The new treatment unit from MIT provides drinking water without having to use filters

The new treatment unit from MIT provides drinking water without having to use filters ...

According to a statement from MIT researchers, a portable desalination system can remove particles and salts to produce drinking water that meets World Health Organization quality standards with just a single button.

The new device requires no filters or pumps, weighs less than 10 kilograms, requires less power to operate than a cell phone charger, can be driven by a small portable solar panel, works with the push of a button, and costs a mere $50.

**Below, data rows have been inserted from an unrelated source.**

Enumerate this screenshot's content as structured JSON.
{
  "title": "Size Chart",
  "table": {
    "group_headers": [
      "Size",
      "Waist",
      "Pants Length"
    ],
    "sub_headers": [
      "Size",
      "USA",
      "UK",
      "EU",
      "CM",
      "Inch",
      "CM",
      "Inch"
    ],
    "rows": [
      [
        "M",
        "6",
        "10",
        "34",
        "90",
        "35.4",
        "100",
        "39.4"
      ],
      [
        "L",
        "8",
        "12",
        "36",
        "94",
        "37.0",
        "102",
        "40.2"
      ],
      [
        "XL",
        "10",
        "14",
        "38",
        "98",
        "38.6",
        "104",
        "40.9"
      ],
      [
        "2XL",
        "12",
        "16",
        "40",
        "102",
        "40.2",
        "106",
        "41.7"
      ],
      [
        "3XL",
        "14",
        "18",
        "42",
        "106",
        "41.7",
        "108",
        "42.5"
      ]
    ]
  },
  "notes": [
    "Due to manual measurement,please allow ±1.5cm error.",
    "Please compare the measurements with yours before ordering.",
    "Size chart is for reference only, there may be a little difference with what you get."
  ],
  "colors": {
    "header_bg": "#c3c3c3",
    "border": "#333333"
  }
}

Remove particles from water without replacement filters

I and my group have completed a 10-year journey on which we worked for years on the physics behind individual desalination processes, but putting all of those advances into a box, constructing a system, and demonstring it in the ocean, according to senior author Jongyoon Han, a professor of electrical engineering and computer science and biological engineering.

The device employs a novel technology that removes harmful chemicals from the drinking water, eliminating the need for replacement filters. This reduces the long-term maintenance requirements of the unit, making it ideal for use in remote and resource-limited areas. Additional uses for the device include assisting refugees in escapeing natural disasters or assisting soldiers in conducting long-term military operations.

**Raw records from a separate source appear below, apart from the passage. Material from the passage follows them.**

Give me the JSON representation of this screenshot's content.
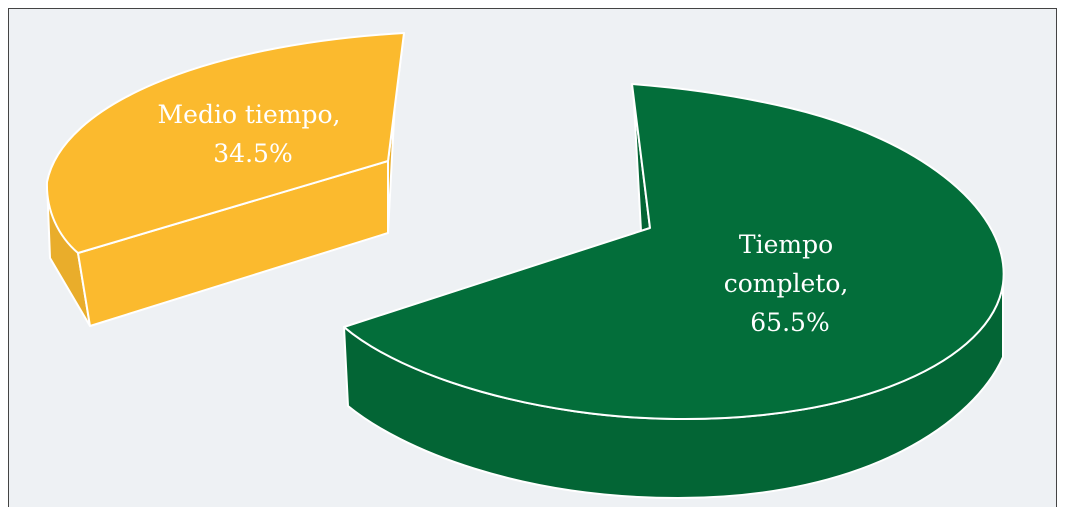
{
  "chart_data": {
    "type": "pie",
    "title": "",
    "exploded": true,
    "three_d": true,
    "categories": [
      "Tiempo completo",
      "Medio tiempo"
    ],
    "values": [
      65.5,
      34.5
    ],
    "colors": [
      "#036E3A",
      "#FBBA2E"
    ],
    "labels": [
      {
        "lines": [
          "Tiempo",
          "completo,",
          "65.5%"
        ]
      },
      {
        "lines": [
          "Medio tiempo,",
          "34.5%"
        ]
      }
    ],
    "background": "#EEF1F4"
  }
}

How well does the desalination device work? At Bostons Carson Beach, researchers simply placed the box near the shore and tossed the feed tube into the water. It took a mere half an hour to fill a plastic drinking cup with clear, drinkable water that exceeded World Health Organization quality guidelines.

Even in its first run, it was very successful, which was quite exciting and surprising. But I think the main reason we were successful is the accumulation of all of the little advances we made along the way.

The researchers provided the following statistics for their unit: Reduce the number of suspended solids by at least one factor of 10, generates drinking water at a rate of 0.3 liters per hour, and requires only 20 watts of power per liter.

A device that anyone can use

Han said that the best thing about their device is that it is intuitive enough to be utilized by anyone, as it only requires is the push of a button. However, the researcher stressed that additional work is still needed to be done to ensure the product is market-ready.

For the time being, the materials used to produce the unit are quite expensive. It''s very interesting to see similar systems with low-cost materials in place," said Nidal Hilal, the professor of engineering and director of the New York University Water research center. This research was not related to the research.

We are now putting our work to the test, according to Junghyo Yoon, a research scientist at RLE.

The product is available online for $50. Would you like to buy it?